If you own a small business, developing a succession plan should be a critical element of your strategic planning. Unfortunately, many business owners fail to appreciate the complexities and time involved in successfully transitioning a business from one generation or group to another. Entangled in the day-to-day management of their companies, business owners often neglect succession planning to their detriment.
Transitions in business entities are usually triggered by retirement, sudden illness, mental incapacity, death or some other major life event. Failure to plan for that inevitable day puts at risk the survival of a business. For example, death or disability could disrupt your company's key systems if other individuals lack the knowledge or experience to lead the company in the absence of its original owners and managers. Additionally, as those in leadership age, they must consider whether they have sufficiently funded their retirement accounts so as to sustain them after they stop working. A business succession plan addresses these issues by identifying and implementing the strategies necessary to successfully transfer leadership from one individual or group to another. By carefully crafting a business succession plan you can facilitate the preparation necessary to ensure a smooth transition of the company's management.
To develop a sound plan, you must consider your desired exit strategy. There are several options available. Some business owners decide to keep ownership and management within the family. This option is often selected when one desires to nurture specific family values over time. If this situation arises, a transitioning owner should explicitly teach these values and current leadership should diligently assess which family members have the ability and interest to lead the company in the future. Whereas decisions concerning a successor may affect internal family dynamics, the choice to transition in this way should not be made without careful deliberation.
In other instances, business owners may choose to pass leadership to a key employee who fully grasps the nature of the business. When a company's leadership opts for this transition strategy, it is important to determine what, if any, additional training and development the successor employee may need in order to usher the company into its next stage. Another important consideration is ensuring that the employee has the financial ability to purchase the business. As the current owner, you may have to assist the employee in securing the financing necessary to buy the business.
Another strategy is to sell the business to an unrelated third party. An objective external party may be able to make better decisions regarding the future of the business due to its unbiased point of view. It should be noted that challenges may arise between the successor and older employees who are not acclimated to the new leadership style.
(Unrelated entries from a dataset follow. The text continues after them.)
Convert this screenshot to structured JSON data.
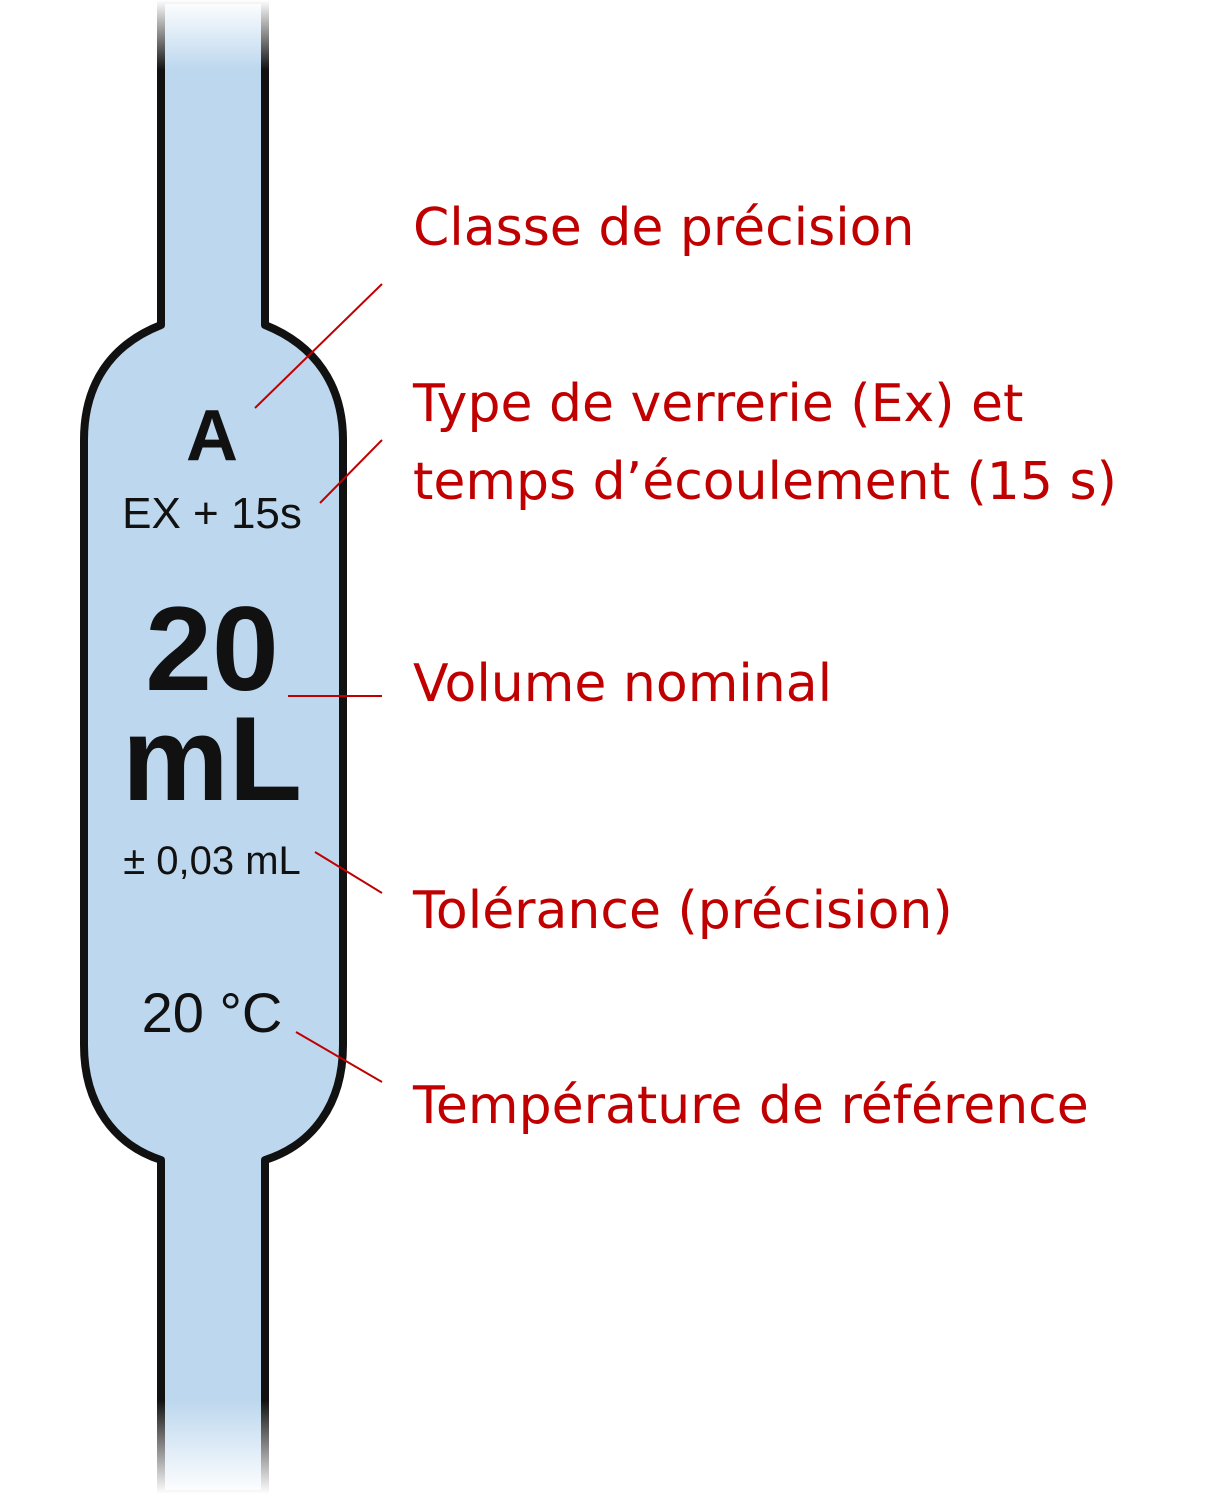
{
  "colors": {
    "glass_fill": "#bdd7ee",
    "outline": "#111111",
    "callout": "#c00000",
    "leader": "#c00000"
  },
  "pipette": {
    "class_mark": "A",
    "type_mark": "EX + 15s",
    "volume_value": "20",
    "volume_unit": "mL",
    "tolerance": "± 0,03 mL",
    "temperature": "20 °C"
  },
  "callouts": [
    {
      "lines": [
        "Classe de précision"
      ]
    },
    {
      "lines": [
        "Type de verrerie (Ex) et",
        "temps d’écoulement (15 s)"
      ]
    },
    {
      "lines": [
        "Volume nominal"
      ]
    },
    {
      "lines": [
        "Tolérance (précision)"
      ]
    },
    {
      "lines": [
        "Température de référence"
      ]
    }
  ]
}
Although such tension could result in high turnover during the transition period, with proper preparation and support the new leadership and older staff should be able to successfully adapt to one another over time.
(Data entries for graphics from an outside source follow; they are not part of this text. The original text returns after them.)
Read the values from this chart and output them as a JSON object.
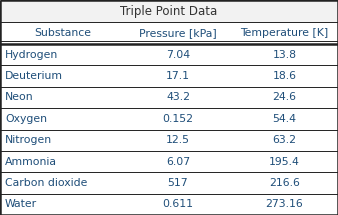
{
  "title": "Triple Point Data",
  "columns": [
    "Substance",
    "Pressure [kPa]",
    "Temperature [K]"
  ],
  "rows": [
    [
      "Hydrogen",
      "7.04",
      "13.8"
    ],
    [
      "Deuterium",
      "17.1",
      "18.6"
    ],
    [
      "Neon",
      "43.2",
      "24.6"
    ],
    [
      "Oxygen",
      "0.152",
      "54.4"
    ],
    [
      "Nitrogen",
      "12.5",
      "63.2"
    ],
    [
      "Ammonia",
      "6.07",
      "195.4"
    ],
    [
      "Carbon dioxide",
      "517",
      "216.6"
    ],
    [
      "Water",
      "0.611",
      "273.16"
    ]
  ],
  "title_bg": "#f2f2f2",
  "header_bg": "#ffffff",
  "row_bg": "#ffffff",
  "fig_bg": "#f2f2f2",
  "text_color": "#1f4e79",
  "title_color": "#333333",
  "border_color": "#222222",
  "title_fontsize": 8.5,
  "header_fontsize": 7.8,
  "data_fontsize": 7.8,
  "figsize": [
    3.38,
    2.15
  ],
  "dpi": 100
}
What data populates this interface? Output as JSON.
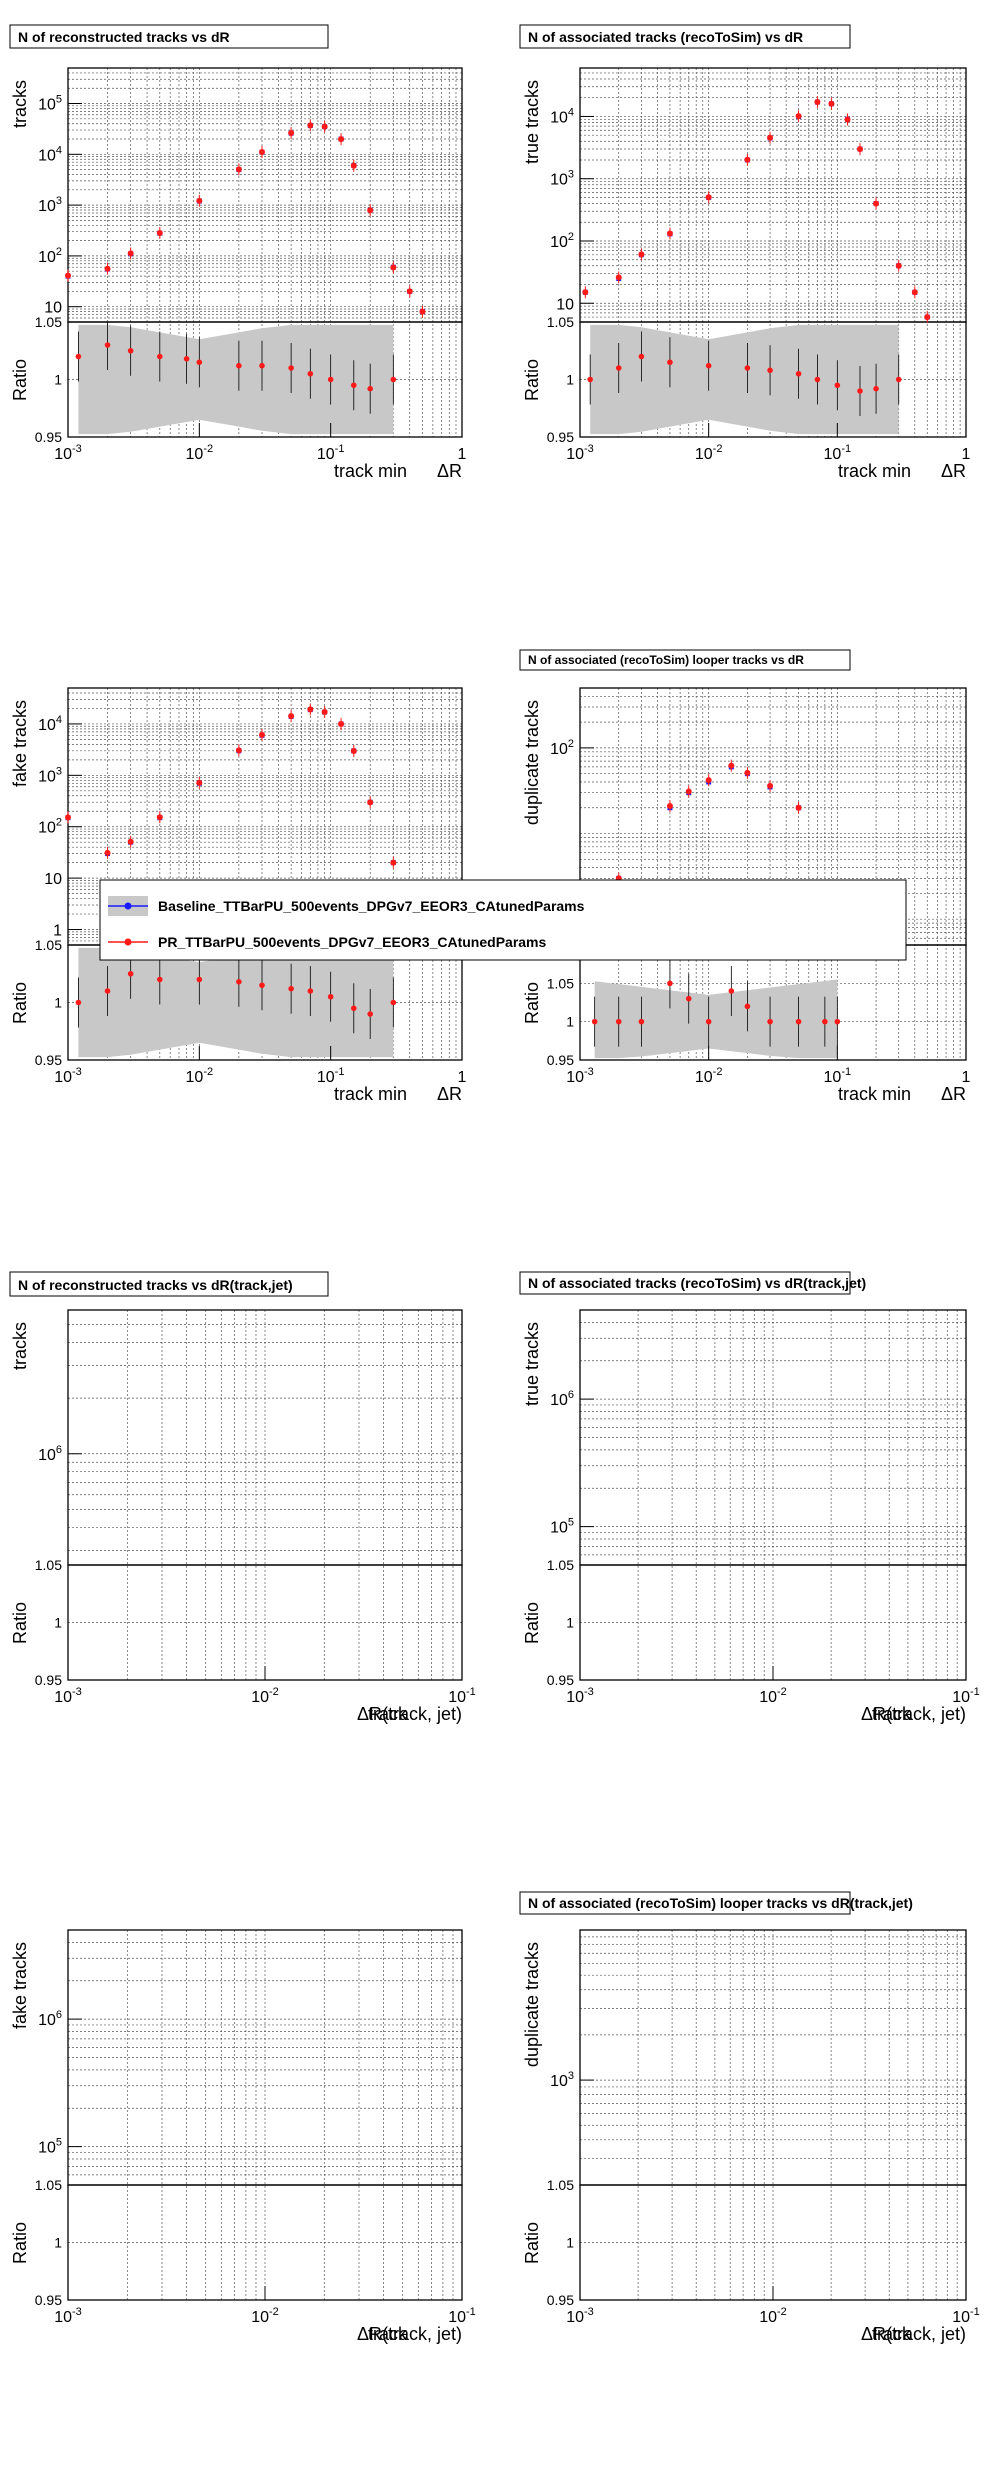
{
  "colors": {
    "baseline": "#1a1aff",
    "pr": "#ff1a1a",
    "band": "#c8c8c8",
    "grid": "#555555",
    "frame": "#000000"
  },
  "legend": {
    "entries": [
      {
        "name": "Baseline_TTBarPU_500events_DPGv7_EEOR3_CAtunedParams",
        "color": "#1a1aff"
      },
      {
        "name": "PR_TTBarPU_500events_DPGv7_EEOR3_CAtunedParams",
        "color": "#ff1a1a"
      }
    ]
  },
  "chart_data": [
    {
      "id": "p1",
      "type": "scatter",
      "title": "N of reconstructed tracks vs dR",
      "ylabel": "tracks",
      "ratio_label": "Ratio",
      "xlabel_a": "track min",
      "xlabel_b": "ΔR",
      "xlim": [
        0.001,
        1
      ],
      "ylim": [
        5,
        500000
      ],
      "log_y": true,
      "log_x": true,
      "ratio_ylim": [
        0.95,
        1.05
      ],
      "x_ticks": [
        "10^-3",
        "10^-2",
        "10^-1",
        "1"
      ],
      "y_ticks": [
        "10",
        "10^2",
        "10^3",
        "10^4",
        "10^5"
      ],
      "ratio_ticks": [
        "0.95",
        "1",
        "1.05"
      ],
      "series": [
        {
          "name": "Baseline_TTBarPU_500events_DPGv7_EEOR3_CAtunedParams",
          "x": [
            0.001,
            0.002,
            0.003,
            0.005,
            0.01,
            0.02,
            0.03,
            0.05,
            0.07,
            0.09,
            0.12,
            0.15,
            0.2,
            0.3,
            0.4,
            0.5
          ],
          "y": [
            40,
            55,
            110,
            280,
            1200,
            5000,
            11000,
            26000,
            37000,
            35000,
            20000,
            6000,
            800,
            60,
            20,
            8
          ]
        },
        {
          "name": "PR_TTBarPU_500events_DPGv7_EEOR3_CAtunedParams",
          "x": [
            0.001,
            0.002,
            0.003,
            0.005,
            0.01,
            0.02,
            0.03,
            0.05,
            0.07,
            0.09,
            0.12,
            0.15,
            0.2,
            0.3,
            0.4,
            0.5
          ],
          "y": [
            41,
            56,
            112,
            283,
            1215,
            5060,
            11130,
            26250,
            37200,
            35000,
            19900,
            5950,
            790,
            59,
            20,
            8
          ]
        }
      ],
      "ratio": {
        "x": [
          0.0012,
          0.002,
          0.003,
          0.005,
          0.008,
          0.01,
          0.02,
          0.03,
          0.05,
          0.07,
          0.1,
          0.15,
          0.2,
          0.3
        ],
        "y": [
          1.02,
          1.03,
          1.025,
          1.02,
          1.018,
          1.015,
          1.012,
          1.012,
          1.01,
          1.005,
          1.0,
          0.995,
          0.992,
          1.0
        ]
      }
    },
    {
      "id": "p2",
      "type": "scatter",
      "title": "N of associated tracks (recoToSim) vs dR",
      "ylabel": "true tracks",
      "ratio_label": "Ratio",
      "xlabel_a": "track min",
      "xlabel_b": "ΔR",
      "xlim": [
        0.001,
        1
      ],
      "ylim": [
        5,
        60000
      ],
      "log_y": true,
      "log_x": true,
      "ratio_ylim": [
        0.95,
        1.05
      ],
      "x_ticks": [
        "10^-3",
        "10^-2",
        "10^-1",
        "1"
      ],
      "y_ticks": [
        "10",
        "10^2",
        "10^3",
        "10^4"
      ],
      "ratio_ticks": [
        "0.95",
        "1",
        "1.05"
      ],
      "series": [
        {
          "name": "Baseline_TTBarPU_500events_DPGv7_EEOR3_CAtunedParams",
          "x": [
            0.0011,
            0.002,
            0.003,
            0.005,
            0.01,
            0.02,
            0.03,
            0.05,
            0.07,
            0.09,
            0.12,
            0.15,
            0.2,
            0.3,
            0.4,
            0.5
          ],
          "y": [
            15,
            25,
            60,
            130,
            500,
            2000,
            4500,
            10000,
            17000,
            16000,
            9000,
            3000,
            400,
            40,
            15,
            6
          ]
        },
        {
          "name": "PR_TTBarPU_500events_DPGv7_EEOR3_CAtunedParams",
          "x": [
            0.0011,
            0.002,
            0.003,
            0.005,
            0.01,
            0.02,
            0.03,
            0.05,
            0.07,
            0.09,
            0.12,
            0.15,
            0.2,
            0.3,
            0.4,
            0.5
          ],
          "y": [
            15,
            26,
            61,
            132,
            505,
            2020,
            4550,
            10100,
            17100,
            16000,
            8950,
            2990,
            398,
            40,
            15,
            6
          ]
        }
      ],
      "ratio": {
        "x": [
          0.0012,
          0.002,
          0.003,
          0.005,
          0.01,
          0.02,
          0.03,
          0.05,
          0.07,
          0.1,
          0.15,
          0.2,
          0.3
        ],
        "y": [
          1.0,
          1.01,
          1.02,
          1.015,
          1.012,
          1.01,
          1.008,
          1.005,
          1.0,
          0.995,
          0.99,
          0.992,
          1.0
        ]
      }
    },
    {
      "id": "p3",
      "type": "scatter",
      "title": "",
      "ylabel": "fake tracks",
      "ratio_label": "Ratio",
      "xlabel_a": "track min",
      "xlabel_b": "ΔR",
      "xlim": [
        0.001,
        1
      ],
      "ylim": [
        0.5,
        50000
      ],
      "log_y": true,
      "log_x": true,
      "ratio_ylim": [
        0.95,
        1.05
      ],
      "x_ticks": [
        "10^-3",
        "10^-2",
        "10^-1",
        "1"
      ],
      "y_ticks": [
        "1",
        "10",
        "10^2",
        "10^3",
        "10^4"
      ],
      "ratio_ticks": [
        "0.95",
        "1",
        "1.05"
      ],
      "series": [
        {
          "name": "Baseline_TTBarPU_500events_DPGv7_EEOR3_CAtunedParams",
          "x": [
            0.001,
            0.002,
            0.003,
            0.005,
            0.01,
            0.02,
            0.03,
            0.05,
            0.07,
            0.09,
            0.12,
            0.15,
            0.2,
            0.3,
            0.4,
            0.5
          ],
          "y": [
            150,
            30,
            50,
            150,
            700,
            3000,
            6000,
            14000,
            19000,
            17000,
            10000,
            3000,
            300,
            20,
            3,
            1
          ]
        },
        {
          "name": "PR_TTBarPU_500events_DPGv7_EEOR3_CAtunedParams",
          "x": [
            0.001,
            0.002,
            0.003,
            0.005,
            0.01,
            0.02,
            0.03,
            0.05,
            0.07,
            0.09,
            0.12,
            0.15,
            0.2,
            0.3,
            0.4,
            0.5
          ],
          "y": [
            152,
            31,
            51,
            153,
            715,
            3060,
            6110,
            14200,
            19200,
            17100,
            9950,
            2980,
            298,
            20,
            3,
            1
          ]
        }
      ],
      "ratio": {
        "x": [
          0.0012,
          0.002,
          0.003,
          0.005,
          0.01,
          0.02,
          0.03,
          0.05,
          0.07,
          0.1,
          0.15,
          0.2,
          0.3
        ],
        "y": [
          1.0,
          1.01,
          1.025,
          1.02,
          1.02,
          1.018,
          1.015,
          1.012,
          1.01,
          1.005,
          0.995,
          0.99,
          1.0
        ]
      }
    },
    {
      "id": "p4",
      "type": "scatter",
      "title": "N of associated (recoToSim) looper tracks vs dR",
      "ylabel": "duplicate tracks",
      "ratio_label": "Ratio",
      "xlabel_a": "track min",
      "xlabel_b": "ΔR",
      "xlim": [
        0.001,
        1
      ],
      "ylim": [
        0.5,
        500
      ],
      "log_y": true,
      "log_x": true,
      "ratio_ylim": [
        0.95,
        1.1
      ],
      "x_ticks": [
        "10^-3",
        "10^-2",
        "10^-1",
        "1"
      ],
      "y_ticks": [
        "1",
        "10^2"
      ],
      "ratio_ticks": [
        "0.95",
        "1",
        "1.05"
      ],
      "series": [
        {
          "name": "Baseline_TTBarPU_500events_DPGv7_EEOR3_CAtunedParams",
          "x": [
            0.0013,
            0.002,
            0.003,
            0.005,
            0.007,
            0.01,
            0.015,
            0.02,
            0.03,
            0.05,
            0.08,
            0.1
          ],
          "y": [
            1,
            3,
            2,
            20,
            30,
            40,
            60,
            50,
            35,
            20,
            2,
            1
          ]
        },
        {
          "name": "PR_TTBarPU_500events_DPGv7_EEOR3_CAtunedParams",
          "x": [
            0.0013,
            0.002,
            0.003,
            0.005,
            0.007,
            0.01,
            0.015,
            0.02,
            0.03,
            0.05,
            0.08,
            0.1
          ],
          "y": [
            1,
            3,
            2,
            21,
            31,
            42,
            62,
            51,
            36,
            20,
            2,
            1
          ]
        }
      ],
      "ratio": {
        "x": [
          0.0013,
          0.002,
          0.003,
          0.005,
          0.007,
          0.01,
          0.015,
          0.02,
          0.03,
          0.05,
          0.08,
          0.1
        ],
        "y": [
          1.0,
          1.0,
          1.0,
          1.05,
          1.03,
          1.0,
          1.04,
          1.02,
          1.0,
          1.0,
          1.0,
          1.0
        ]
      }
    },
    {
      "id": "p5",
      "type": "scatter",
      "title": "N of reconstructed tracks vs dR(track,jet)",
      "ylabel": "tracks",
      "ratio_label": "Ratio",
      "xlabel_a": "track",
      "xlabel_b": "ΔR(track, jet)",
      "xlim": [
        0.001,
        0.1
      ],
      "ylim": [
        250000,
        6000000
      ],
      "log_y": true,
      "log_x": true,
      "ratio_ylim": [
        0.95,
        1.05
      ],
      "x_ticks": [
        "10^-3",
        "10^-2",
        "10^-1"
      ],
      "y_ticks": [
        "10^6"
      ],
      "ratio_ticks": [
        "0.95",
        "1",
        "1.05"
      ],
      "series": [],
      "ratio": {
        "x": [],
        "y": []
      }
    },
    {
      "id": "p6",
      "type": "scatter",
      "title": "N of associated tracks (recoToSim) vs dR(track,jet)",
      "ylabel": "true tracks",
      "ratio_label": "Ratio",
      "xlabel_a": "track",
      "xlabel_b": "ΔR(track, jet)",
      "xlim": [
        0.001,
        0.1
      ],
      "ylim": [
        50000,
        5000000
      ],
      "log_y": true,
      "log_x": true,
      "ratio_ylim": [
        0.95,
        1.05
      ],
      "x_ticks": [
        "10^-3",
        "10^-2",
        "10^-1"
      ],
      "y_ticks": [
        "10^5",
        "10^6"
      ],
      "ratio_ticks": [
        "0.95",
        "1",
        "1.05"
      ],
      "series": [],
      "ratio": {
        "x": [],
        "y": []
      }
    },
    {
      "id": "p7",
      "type": "scatter",
      "title": "",
      "ylabel": "fake tracks",
      "ratio_label": "Ratio",
      "xlabel_a": "track",
      "xlabel_b": "ΔR(track, jet)",
      "xlim": [
        0.001,
        0.1
      ],
      "ylim": [
        50000,
        5000000
      ],
      "log_y": true,
      "log_x": true,
      "ratio_ylim": [
        0.95,
        1.05
      ],
      "x_ticks": [
        "10^-3",
        "10^-2",
        "10^-1"
      ],
      "y_ticks": [
        "10^5",
        "10^6"
      ],
      "ratio_ticks": [
        "0.95",
        "1",
        "1.05"
      ],
      "series": [],
      "ratio": {
        "x": [],
        "y": []
      }
    },
    {
      "id": "p8",
      "type": "scatter",
      "title": "N of associated (recoToSim) looper tracks vs dR(track,jet)",
      "ylabel": "duplicate tracks",
      "ratio_label": "Ratio",
      "xlabel_a": "track",
      "xlabel_b": "ΔR(track, jet)",
      "xlim": [
        0.001,
        0.1
      ],
      "ylim": [
        200,
        10000
      ],
      "log_y": true,
      "log_x": true,
      "ratio_ylim": [
        0.95,
        1.05
      ],
      "x_ticks": [
        "10^-3",
        "10^-2",
        "10^-1"
      ],
      "y_ticks": [
        "10^3"
      ],
      "ratio_ticks": [
        "0.95",
        "1",
        "1.05"
      ],
      "series": [],
      "ratio": {
        "x": [],
        "y": []
      }
    }
  ]
}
Finally, business owners can choose to pursue a hybrid option where management is turned over to a key employee while the family retains full or partial ownership. This strategy allows the family to maintain financial rights as well as top-level decision-making power, while preserving the most qualified candidates to manage the business.
Each of these options presents its own benefits and challenges and must be chosen well in advance. Early and careful analysis of the various options will allow owners the time needed to prepare their successors.